Experiencing non-self is really experiencing I-Thou towards one’s own being. Just as with others, instead of experiencing myself as an It, I can perceive myself as a Thou—or as Krishnamurti says, as a human being, not an individual, wearing my “stories” and distinctive qualities very lightly, and only for the purposes of negotiating our existence in an I-It world.

Empathy derives from I-It, compassion from I-Thou. (See January 31, 2005) Empathy takes what I know as an individual about pain or difficulty and projects it onto your (or a dog’s or a bird’s) individual situation. It shrinks us both. Compassion comes from an I-Thou space, remains open to the suffering that is in all of life, including yours (the dog’s, the bird’s) without projecting its own particular experiences of suffering. In its spaciousness, it also remains open to your Thou spirit, the flickering flame that resides, free of suffering, in you and myself and all of life.
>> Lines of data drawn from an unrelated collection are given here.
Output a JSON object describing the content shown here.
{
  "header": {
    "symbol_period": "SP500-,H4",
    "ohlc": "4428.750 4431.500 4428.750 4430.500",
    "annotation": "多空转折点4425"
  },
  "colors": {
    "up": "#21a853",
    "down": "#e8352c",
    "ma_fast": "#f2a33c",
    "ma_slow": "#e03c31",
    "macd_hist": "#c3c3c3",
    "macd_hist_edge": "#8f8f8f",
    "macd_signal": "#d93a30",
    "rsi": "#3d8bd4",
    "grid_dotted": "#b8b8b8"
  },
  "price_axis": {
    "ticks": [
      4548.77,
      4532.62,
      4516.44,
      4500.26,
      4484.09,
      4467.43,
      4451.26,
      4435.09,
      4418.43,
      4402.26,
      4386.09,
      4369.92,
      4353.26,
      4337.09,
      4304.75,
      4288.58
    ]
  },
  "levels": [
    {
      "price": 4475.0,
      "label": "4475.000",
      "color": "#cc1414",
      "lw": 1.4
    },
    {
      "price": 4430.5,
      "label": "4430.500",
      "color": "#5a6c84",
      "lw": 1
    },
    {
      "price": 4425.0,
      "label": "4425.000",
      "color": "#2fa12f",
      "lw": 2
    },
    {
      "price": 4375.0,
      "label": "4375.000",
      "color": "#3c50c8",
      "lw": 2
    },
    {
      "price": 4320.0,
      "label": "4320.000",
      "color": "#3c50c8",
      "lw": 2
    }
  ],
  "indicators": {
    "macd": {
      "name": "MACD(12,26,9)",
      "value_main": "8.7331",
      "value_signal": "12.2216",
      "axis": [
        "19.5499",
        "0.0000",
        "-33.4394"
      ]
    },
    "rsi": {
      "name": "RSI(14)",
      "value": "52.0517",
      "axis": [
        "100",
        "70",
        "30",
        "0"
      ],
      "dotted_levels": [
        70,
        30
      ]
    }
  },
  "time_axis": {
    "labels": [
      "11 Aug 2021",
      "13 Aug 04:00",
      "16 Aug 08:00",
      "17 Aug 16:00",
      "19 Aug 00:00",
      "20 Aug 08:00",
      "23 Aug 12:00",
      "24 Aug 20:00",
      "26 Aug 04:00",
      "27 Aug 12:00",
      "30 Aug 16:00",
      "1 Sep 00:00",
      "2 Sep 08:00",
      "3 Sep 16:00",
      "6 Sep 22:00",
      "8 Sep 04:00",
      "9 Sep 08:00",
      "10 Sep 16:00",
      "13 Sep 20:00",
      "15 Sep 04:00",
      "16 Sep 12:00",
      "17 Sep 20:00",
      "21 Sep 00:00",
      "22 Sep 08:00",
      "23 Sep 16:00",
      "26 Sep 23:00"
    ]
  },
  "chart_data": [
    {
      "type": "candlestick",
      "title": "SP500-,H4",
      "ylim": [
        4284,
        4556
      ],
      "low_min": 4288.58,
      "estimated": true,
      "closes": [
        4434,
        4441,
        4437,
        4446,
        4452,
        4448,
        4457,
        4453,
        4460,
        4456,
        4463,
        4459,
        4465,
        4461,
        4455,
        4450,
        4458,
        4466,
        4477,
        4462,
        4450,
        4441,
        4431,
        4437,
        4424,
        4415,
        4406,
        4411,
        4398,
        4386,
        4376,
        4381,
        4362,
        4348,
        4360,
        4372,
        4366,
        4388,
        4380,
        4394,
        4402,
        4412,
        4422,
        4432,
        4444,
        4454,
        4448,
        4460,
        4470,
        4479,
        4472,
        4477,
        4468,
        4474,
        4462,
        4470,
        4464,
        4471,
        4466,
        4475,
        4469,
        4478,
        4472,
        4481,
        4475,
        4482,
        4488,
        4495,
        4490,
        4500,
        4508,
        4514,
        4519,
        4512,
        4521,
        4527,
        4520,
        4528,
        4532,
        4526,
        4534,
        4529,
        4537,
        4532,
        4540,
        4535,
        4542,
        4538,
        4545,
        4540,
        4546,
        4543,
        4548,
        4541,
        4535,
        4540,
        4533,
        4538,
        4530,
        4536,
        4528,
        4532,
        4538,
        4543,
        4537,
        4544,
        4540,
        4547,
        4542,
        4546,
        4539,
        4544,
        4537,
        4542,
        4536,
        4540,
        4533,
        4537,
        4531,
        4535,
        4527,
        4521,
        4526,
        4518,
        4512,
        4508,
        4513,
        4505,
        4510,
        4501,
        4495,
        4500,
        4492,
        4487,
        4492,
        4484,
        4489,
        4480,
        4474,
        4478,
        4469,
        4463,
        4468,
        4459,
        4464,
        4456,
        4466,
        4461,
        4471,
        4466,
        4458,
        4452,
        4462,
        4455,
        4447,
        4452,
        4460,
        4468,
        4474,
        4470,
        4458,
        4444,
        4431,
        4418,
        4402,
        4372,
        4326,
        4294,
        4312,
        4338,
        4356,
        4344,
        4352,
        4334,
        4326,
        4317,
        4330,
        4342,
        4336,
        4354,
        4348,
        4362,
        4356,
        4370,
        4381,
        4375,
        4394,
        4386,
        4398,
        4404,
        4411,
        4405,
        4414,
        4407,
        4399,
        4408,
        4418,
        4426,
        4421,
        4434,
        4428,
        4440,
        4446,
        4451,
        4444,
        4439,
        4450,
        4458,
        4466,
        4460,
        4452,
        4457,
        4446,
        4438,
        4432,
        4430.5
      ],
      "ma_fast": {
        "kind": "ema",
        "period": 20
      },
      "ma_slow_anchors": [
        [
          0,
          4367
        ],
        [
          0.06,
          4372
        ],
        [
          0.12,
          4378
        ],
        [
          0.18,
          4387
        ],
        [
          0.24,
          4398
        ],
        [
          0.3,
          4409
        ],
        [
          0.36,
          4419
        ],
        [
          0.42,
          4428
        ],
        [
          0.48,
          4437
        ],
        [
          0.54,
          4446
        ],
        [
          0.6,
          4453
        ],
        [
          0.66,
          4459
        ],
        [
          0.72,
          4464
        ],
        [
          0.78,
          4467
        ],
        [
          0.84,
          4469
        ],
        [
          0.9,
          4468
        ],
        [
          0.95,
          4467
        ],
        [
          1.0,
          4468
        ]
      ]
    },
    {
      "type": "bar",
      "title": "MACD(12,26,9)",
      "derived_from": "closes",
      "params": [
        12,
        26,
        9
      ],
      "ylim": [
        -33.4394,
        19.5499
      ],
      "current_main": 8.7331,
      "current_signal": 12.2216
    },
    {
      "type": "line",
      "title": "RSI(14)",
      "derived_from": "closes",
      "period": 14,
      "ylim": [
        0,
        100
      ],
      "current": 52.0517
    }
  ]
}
Buber’s language clarifies the split I work with daily in the hospital (May 3, 2010) between spirituality and religion. Spirituality is I-Thou. Religion can too often set up an I-It relationship to “God,” personifying, turning Spirit into an individual to be used, manipulated, frightened of, placated, entreated, obeyed, revered.

Whoever knows the world as something to be utilized knows God the same way. His prayers are a way of unburdening himself—and fall into the ears of the void. He—and not the “atheist” who from the night and longing of his garret window addresses the nameless—is godless.